En effet, dans le cas de telles maladies, le fardeau du patient n’est pas uniquement physique et social, mais aussi psychologique, ce qui engendre une responsabilité affective supplémentaire pour ses proches. Courtney Westlake l’affirme en ces termes : "Quand vous lirez comment un père s’occupe, avec tendresse, des cheveux de sa fille, cela ne sera pas à propos la "sensibilisation autour des ichthyoses", mais plutôt à propos d’un amour inconditionnel que nous pouvons tous ressentir pour nos nouveau-nés. Quand vous lirez que je souhaite que les autres parents construisent des ponts et non des murs autour de nous, ce ne sera pas à non plus pour la "sensibilisation autour des ichthyoses", mais plutôt un récit de la gentillesse et de la tolérance d’une mère envers son enfant."

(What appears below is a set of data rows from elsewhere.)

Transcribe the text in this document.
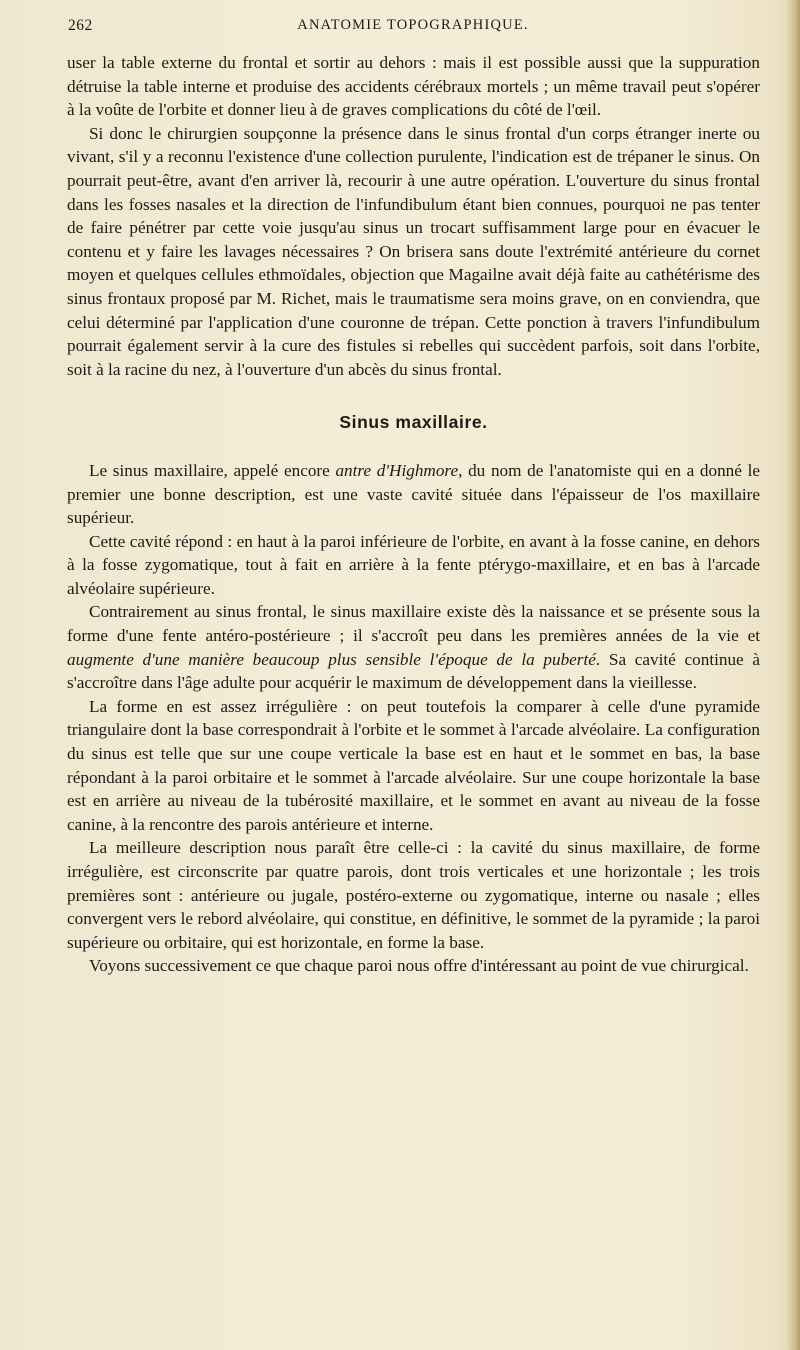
262	ANATOMIE TOPOGRAPHIQUE.

user la table externe du frontal et sortir au dehors : mais il est possible aussi que la suppuration détruise la table interne et produise des accidents cérébraux mortels ; un même travail peut s'opérer à la voûte de l'orbite et donner lieu à de graves complications du côté de l'œil.

Si donc le chirurgien soupçonne la présence dans le sinus frontal d'un corps étranger inerte ou vivant, s'il y a reconnu l'existence d'une collection purulente, l'indication est de trépaner le sinus. On pourrait peut-être, avant d'en arriver là, recourir à une autre opération. L'ouverture du sinus frontal dans les fosses nasales et la direction de l'infundibulum étant bien connues, pourquoi ne pas tenter de faire pénétrer par cette voie jusqu'au sinus un trocart suffisamment large pour en évacuer le contenu et y faire les lavages nécessaires ? On brisera sans doute l'extrémité antérieure du cornet moyen et quelques cellules ethmoïdales, objection que Magailne avait déjà faite au cathétérisme des sinus frontaux proposé par M. Richet, mais le traumatisme sera moins grave, on en conviendra, que celui déterminé par l'application d'une couronne de trépan. Cette ponction à travers l'infundibulum pourrait également servir à la cure des fistules si rebelles qui succèdent parfois, soit dans l'orbite, soit à la racine du nez, à l'ouverture d'un abcès du sinus frontal.

Sinus maxillaire.

Le sinus maxillaire, appelé encore antre d'Highmore, du nom de l'anatomiste qui en a donné le premier une bonne description, est une vaste cavité située dans l'épaisseur de l'os maxillaire supérieur.

Cette cavité répond : en haut à la paroi inférieure de l'orbite, en avant à la fosse canine, en dehors à la fosse zygomatique, tout à fait en arrière à la fente ptérygo-maxillaire, et en bas à l'arcade alvéolaire supérieure.

Contrairement au sinus frontal, le sinus maxillaire existe dès la naissance et se présente sous la forme d'une fente antéro-postérieure ; il s'accroît peu dans les premières années de la vie et augmente d'une manière beaucoup plus sensible l'époque de la puberté. Sa cavité continue à s'accroître dans l'âge adulte pour acquérir le maximum de développement dans la vieillesse.

La forme en est assez irrégulière : on peut toutefois la comparer à celle d'une pyramide triangulaire dont la base correspondrait à l'orbite et le sommet à l'arcade alvéolaire. La configuration du sinus est telle que sur une coupe verticale la base est en haut et le sommet en bas, la base répondant à la paroi orbitaire et le sommet à l'arcade alvéolaire. Sur une coupe horizontale la base est en arrière au niveau de la tubérosité maxillaire, et le sommet en avant au niveau de la fosse canine, à la rencontre des parois antérieure et interne.

La meilleure description nous paraît être celle-ci : la cavité du sinus maxillaire, de forme irrégulière, est circonscrite par quatre parois, dont trois verticales et une horizontale ; les trois premières sont : antérieure ou jugale, postéro-externe ou zygomatique, interne ou nasale ; elles convergent vers le rebord alvéolaire, qui constitue, en définitive, le sommet de la pyramide ; la paroi supérieure ou orbitaire, qui est horizontale, en forme la base.

Voyons successivement ce que chaque paroi nous offre d'intéressant au point de vue chirurgical.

Cependant, une autre bloggeuse du nom de Carly Findlay, écrivaine et activiste impliquée dans les combats qu’impliquent les ichthyoses, avait bénéficié, en 2013, d’une tribune dans The Guardian, laquelle mettait en garde contre le passage d’un extrême à l’autre, à savoir l’excès d’attention. "Les bonnes intentions peuvent être impolies et présomptueuses. Je déteste que les gens pensent que ma vie soit si difficile au point qu’il faille m’offrir une prière ou de la pitié. [...] Je déteste que les prières qu’ils m’offrent soient le produit d’une culpabilité personnelle due au malaise de ma présence, surtout lorsque je ne suis pas en train de souffrir. [...] Ces bonnes intentions mal placées demeurent ce qu’elles sont : intrusives et condescendantes.", a t-elle déclaré dans le quotidien.

En définitive, lorsqu’il s’agit d’aborder la question sociale des ichtyoses, il ressort des premiers concernés une volonté claire de faire comprendre les événements de sensibilisation comme une invitation à intégrer la maladie dans le champ de la normalité, ce qui peut avoir un retentissement extrêmement positif sur la vie quotidienne des patients. Ainsi, le message semble désormais le suivant : lorsque ces derniers sont traités comme n’importe quel individu, les bénéfices les plus inattendus peuvent être obtenus.